Les STEP, au-delà de cette préoccupation liée à l’environnement et à la santé publique, constituent d’autre part un dispositif pour l’économie de l’eau. Et dans notre pays, on est résolument engagés dans la réutilisation des eaux épurées. « Aujourd’hui, nous sommes entrain d’encourager les agriculteurs. On est entrain de développer des périmètres en aval de ces stations d’épuration pour l’irrigation, pour les besoins de l’arboriculture et de la céréaliculture. Mieux encore, deux opérations pilotes viennent d’être initiées. Nous sommes entrain de lancer des opérations à Alger et Oran pour le traitement tertiaire. Il s’agit d’un traitement avec des  ultra-violet permettant d’épurer davantage cette eau, ce qui la rend plus propre. Ce qui permettra,  dans le domaine de  l’irrigation, de ne pas se limiter uniquement à  l’arboriculture et la céréaliculture mais également de passer à l’irrigation des cultures maraichères avec cette eau épurée. Une avancée pour le pays. L’on apprendra également que Oued El Harrach, une fois aménagé, bénéficiera à coup sûr de cette eau épurée et propre. « Pour qu’il (Oued El Harrach) reste navigable et propre, on  fera  du tertiaire au niveau de la STEP de Baraki où nous allons déverser quotidiennement 90.000 mètres cubes d’eau propre.
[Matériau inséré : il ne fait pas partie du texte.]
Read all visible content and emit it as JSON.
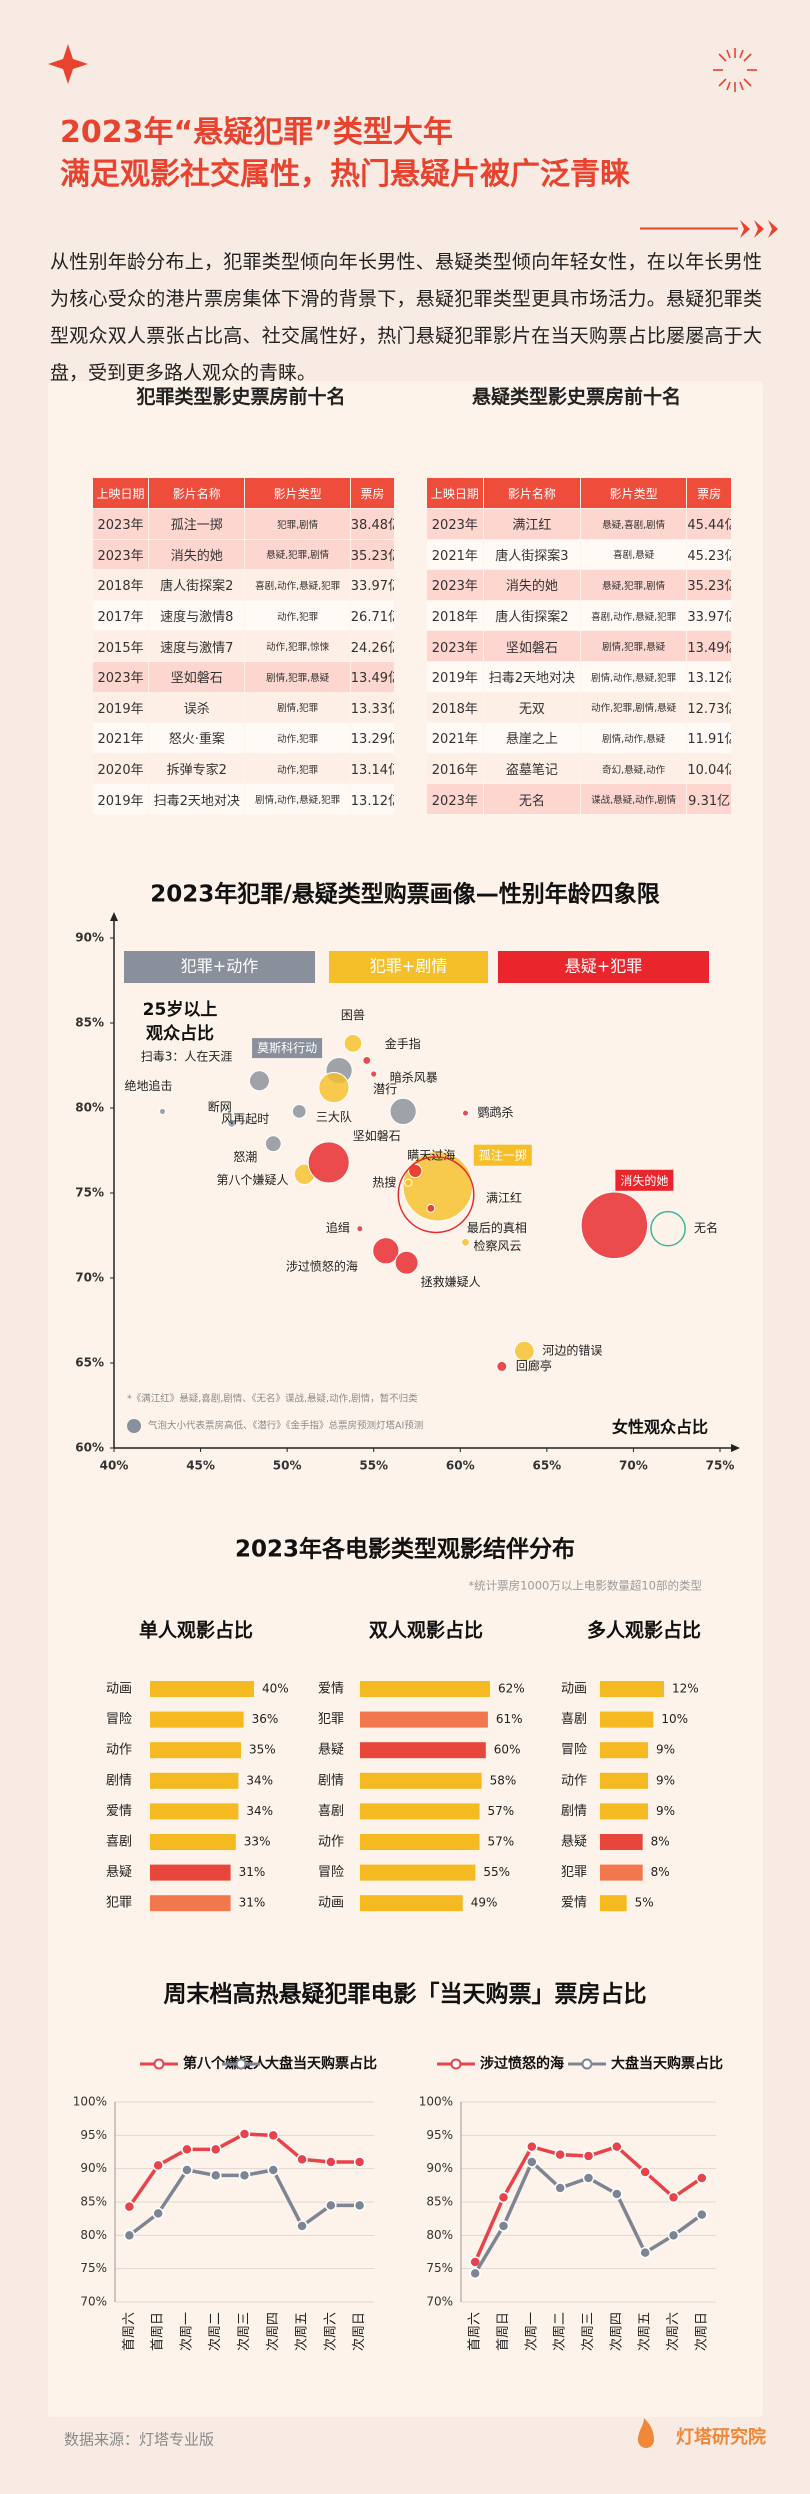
{
  "header": {
    "title_lines": [
      "2023年“悬疑犯罪”类型大年",
      "满足观影社交属性，热门悬疑片被广泛青睐"
    ]
  },
  "intro": "从性别年龄分布上，犯罪类型倾向年长男性、悬疑类型倾向年轻女性，在以年长男性为核心受众的港片票房集体下滑的背景下，悬疑犯罪类型更具市场活力。悬疑犯罪类型观众双人票张占比高、社交属性好，热门悬疑犯罪影片在当天购票占比屡屡高于大盘，受到更多路人观众的青睐。",
  "tables": [
    {
      "title": "犯罪类型影史票房前十名",
      "header_color": "#ef4d3c",
      "highlight_color": "#fcd6cf",
      "highlight_rows": [
        0,
        1,
        5
      ],
      "columns": [
        "上映日期",
        "影片名称",
        "影片类型",
        "票房"
      ],
      "rows": [
        [
          "2023年",
          "孤注一掷",
          "犯罪,剧情",
          "38.48亿"
        ],
        [
          "2023年",
          "消失的她",
          "悬疑,犯罪,剧情",
          "35.23亿"
        ],
        [
          "2018年",
          "唐人街探案2",
          "喜剧,动作,悬疑,犯罪",
          "33.97亿"
        ],
        [
          "2017年",
          "速度与激情8",
          "动作,犯罪",
          "26.71亿"
        ],
        [
          "2015年",
          "速度与激情7",
          "动作,犯罪,惊悚",
          "24.26亿"
        ],
        [
          "2023年",
          "坚如磐石",
          "剧情,犯罪,悬疑",
          "13.49亿"
        ],
        [
          "2019年",
          "误杀",
          "剧情,犯罪",
          "13.33亿"
        ],
        [
          "2021年",
          "怒火·重案",
          "动作,犯罪",
          "13.29亿"
        ],
        [
          "2020年",
          "拆弹专家2",
          "动作,犯罪",
          "13.14亿"
        ],
        [
          "2019年",
          "扫毒2天地对决",
          "剧情,动作,悬疑,犯罪",
          "13.12亿"
        ]
      ]
    },
    {
      "title": "悬疑类型影史票房前十名",
      "header_color": "#ef4d3c",
      "highlight_color": "#fcd6cf",
      "highlight_rows": [
        0,
        2,
        4,
        9
      ],
      "columns": [
        "上映日期",
        "影片名称",
        "影片类型",
        "票房"
      ],
      "rows": [
        [
          "2023年",
          "满江红",
          "悬疑,喜剧,剧情",
          "45.44亿"
        ],
        [
          "2021年",
          "唐人街探案3",
          "喜剧,悬疑",
          "45.23亿"
        ],
        [
          "2023年",
          "消失的她",
          "悬疑,犯罪,剧情",
          "35.23亿"
        ],
        [
          "2018年",
          "唐人街探案2",
          "喜剧,动作,悬疑,犯罪",
          "33.97亿"
        ],
        [
          "2023年",
          "坚如磐石",
          "剧情,犯罪,悬疑",
          "13.49亿"
        ],
        [
          "2019年",
          "扫毒2天地对决",
          "剧情,动作,悬疑,犯罪",
          "13.12亿"
        ],
        [
          "2018年",
          "无双",
          "动作,犯罪,剧情,悬疑",
          "12.73亿"
        ],
        [
          "2021年",
          "悬崖之上",
          "剧情,动作,悬疑",
          "11.91亿"
        ],
        [
          "2016年",
          "盗墓笔记",
          "奇幻,悬疑,动作",
          "10.04亿"
        ],
        [
          "2023年",
          "无名",
          "谍战,悬疑,动作,剧情",
          "9.31亿"
        ]
      ]
    }
  ],
  "chart_data": [
    {
      "type": "scatter",
      "title": "2023年犯罪/悬疑类型购票画像—性别年龄四象限",
      "x_label": "女性观众占比",
      "y_label": [
        "25岁以上",
        "观众占比"
      ],
      "xlim": [
        40,
        75
      ],
      "xticks": [
        {
          "value": 40,
          "label": "40%"
        },
        {
          "value": 45,
          "label": "45%"
        },
        {
          "value": 50,
          "label": "50%"
        },
        {
          "value": 55,
          "label": "55%"
        },
        {
          "value": 60,
          "label": "60%"
        },
        {
          "value": 65,
          "label": "65%"
        },
        {
          "value": 70,
          "label": "70%"
        },
        {
          "value": 75,
          "label": "75%"
        }
      ],
      "ylim": [
        60,
        90
      ],
      "yticks": [
        {
          "value": 60,
          "label": "60%"
        },
        {
          "value": 65,
          "label": "65%"
        },
        {
          "value": 70,
          "label": "70%"
        },
        {
          "value": 75,
          "label": "75%"
        },
        {
          "value": 80,
          "label": "80%"
        },
        {
          "value": 85,
          "label": "85%"
        },
        {
          "value": 90,
          "label": "90%"
        }
      ],
      "series": [
        {
          "name": "犯罪+动作",
          "color": "#8a909b",
          "boxed": [
            1
          ],
          "labels": [
            "扫毒3：人在天涯",
            "莫斯科行动",
            "绝地追击",
            "断网",
            "风再起时",
            "怒潮",
            "潜行"
          ],
          "x": [
            48.4,
            53.0,
            42.8,
            46.8,
            50.7,
            49.2,
            56.7
          ],
          "values": [
            81.6,
            82.2,
            79.8,
            79.1,
            79.8,
            77.9,
            79.8
          ],
          "sizes": [
            3.2,
            5.5,
            0.3,
            0.5,
            1.5,
            2.0,
            5.5
          ]
        },
        {
          "name": "犯罪+剧情",
          "color": "#f5bf2a",
          "boxed": [
            3
          ],
          "labels": [
            "困兽",
            "三大队",
            "第八个嫌疑人",
            "孤注一掷",
            "检察风云",
            "河边的错误",
            "热搜"
          ],
          "x": [
            53.8,
            52.7,
            51.0,
            58.7,
            60.3,
            63.7,
            57.0
          ],
          "values": [
            83.8,
            81.2,
            76.1,
            75.4,
            72.1,
            65.7,
            75.6
          ],
          "sizes": [
            2.5,
            7.3,
            3.3,
            38.48,
            0.5,
            3.1,
            0.4
          ]
        },
        {
          "name": "悬疑+犯罪",
          "color": "#e8262b",
          "boxed": [
            9
          ],
          "labels": [
            "坚如磐石",
            "金手指",
            "暗杀风暴",
            "鹦鹉杀",
            "瞒天过海",
            "最后的真相",
            "追缉",
            "涉过愤怒的海",
            "拯救嫌疑人",
            "消失的她",
            "回廊亭"
          ],
          "x": [
            52.4,
            54.6,
            55.0,
            60.3,
            57.4,
            58.3,
            54.2,
            55.7,
            56.9,
            68.9,
            62.4
          ],
          "values": [
            76.8,
            82.8,
            82.0,
            79.7,
            76.3,
            74.1,
            72.9,
            71.6,
            70.9,
            73.1,
            64.8
          ],
          "sizes": [
            13.49,
            0.5,
            0.3,
            0.2,
            1.4,
            0.5,
            0.2,
            5.5,
            4.2,
            35.23,
            0.8
          ]
        }
      ],
      "extra_points": {
        "labels": [
          "满江红",
          "无名"
        ],
        "x": [
          58.6,
          72.0
        ],
        "values": [
          74.9,
          72.9
        ],
        "sizes": [
          45.44,
          9.31
        ],
        "colors": [
          "#e8262b",
          "#3fb59b"
        ]
      },
      "notes": [
        "*《满江红》悬疑,喜剧,剧情、《无名》谍战,悬疑,动作,剧情，暂不归类",
        "气泡大小代表票房高低、《潜行》《金手指》总票房预测灯塔AI预测"
      ]
    },
    {
      "type": "bar",
      "title": "2023年各电影类型观影结伴分布",
      "note": "*统计票房1000万以上电影数量超10部的类型",
      "panels": [
        {
          "title": "单人观影占比",
          "categories": [
            "动画",
            "冒险",
            "动作",
            "剧情",
            "爱情",
            "喜剧",
            "悬疑",
            "犯罪"
          ],
          "values": [
            40,
            36,
            35,
            34,
            34,
            33,
            31,
            31
          ],
          "value_labels": [
            "40%",
            "36%",
            "35%",
            "34%",
            "34%",
            "33%",
            "31%",
            "31%"
          ],
          "colors": [
            "#f5b921",
            "#f5b921",
            "#f5b921",
            "#f5b921",
            "#f5b921",
            "#f5b921",
            "#e8463b",
            "#f2774f"
          ]
        },
        {
          "title": "双人观影占比",
          "categories": [
            "爱情",
            "犯罪",
            "悬疑",
            "剧情",
            "喜剧",
            "动作",
            "冒险",
            "动画"
          ],
          "values": [
            62,
            61,
            60,
            58,
            57,
            57,
            55,
            49
          ],
          "value_labels": [
            "62%",
            "61%",
            "60%",
            "58%",
            "57%",
            "57%",
            "55%",
            "49%"
          ],
          "colors": [
            "#f5b921",
            "#f2774f",
            "#e8463b",
            "#f5b921",
            "#f5b921",
            "#f5b921",
            "#f5b921",
            "#f5b921"
          ]
        },
        {
          "title": "多人观影占比",
          "categories": [
            "动画",
            "喜剧",
            "冒险",
            "动作",
            "剧情",
            "悬疑",
            "犯罪",
            "爱情"
          ],
          "values": [
            12,
            10,
            9,
            9,
            9,
            8,
            8,
            5
          ],
          "value_labels": [
            "12%",
            "10%",
            "9%",
            "9%",
            "9%",
            "8%",
            "8%",
            "5%"
          ],
          "colors": [
            "#f5b921",
            "#f5b921",
            "#f5b921",
            "#f5b921",
            "#f5b921",
            "#e8463b",
            "#f2774f",
            "#f5b921"
          ]
        }
      ]
    },
    {
      "type": "line",
      "title": "周末档高热悬疑犯罪电影「当天购票」票房占比",
      "categories": [
        "首周六",
        "首周日",
        "次周一",
        "次周二",
        "次周三",
        "次周四",
        "次周五",
        "次周六",
        "次周日"
      ],
      "ylim": [
        70,
        100
      ],
      "yticks": [
        {
          "value": 70,
          "label": "70%"
        },
        {
          "value": 75,
          "label": "75%"
        },
        {
          "value": 80,
          "label": "80%"
        },
        {
          "value": 85,
          "label": "85%"
        },
        {
          "value": 90,
          "label": "90%"
        },
        {
          "value": 95,
          "label": "95%"
        },
        {
          "value": 100,
          "label": "100%"
        }
      ],
      "grid": true,
      "panels": [
        {
          "series": [
            {
              "name": "第八个嫌疑人",
              "color": "#e8424a",
              "values": [
                84.3,
                90.5,
                92.9,
                92.9,
                95.2,
                95.0,
                91.4,
                91.0,
                91.0
              ]
            },
            {
              "name": "大盘当天购票占比",
              "color": "#7d8594",
              "values": [
                80.0,
                83.3,
                89.8,
                89.0,
                89.0,
                89.8,
                81.4,
                84.5,
                84.5
              ]
            }
          ]
        },
        {
          "series": [
            {
              "name": "涉过愤怒的海",
              "color": "#e8424a",
              "values": [
                76.0,
                85.7,
                93.3,
                92.1,
                91.9,
                93.3,
                89.5,
                85.7,
                88.6
              ]
            },
            {
              "name": "大盘当天购票占比",
              "color": "#7d8594",
              "values": [
                74.3,
                81.4,
                91.0,
                87.1,
                88.6,
                86.2,
                77.4,
                80.0,
                83.1
              ]
            }
          ]
        }
      ]
    }
  ],
  "footer": {
    "source": "数据来源：灯塔专业版",
    "brand": "灯塔研究院"
  }
}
Ainsi, nous allons assurer le débit sanitaire », met en avant le ministre. A retenir, pas moins de 30 stations d’épuration sont en travaux, actuellement, et seront prochainement prêtes pour le lancement. Au terme de ce programme, l’Algérie aura plus de 180 STEP, ce qui nous permettra de produire 1,2 milliard de mètres cubes d’eau épurée par an. Un acquis extraordinaire.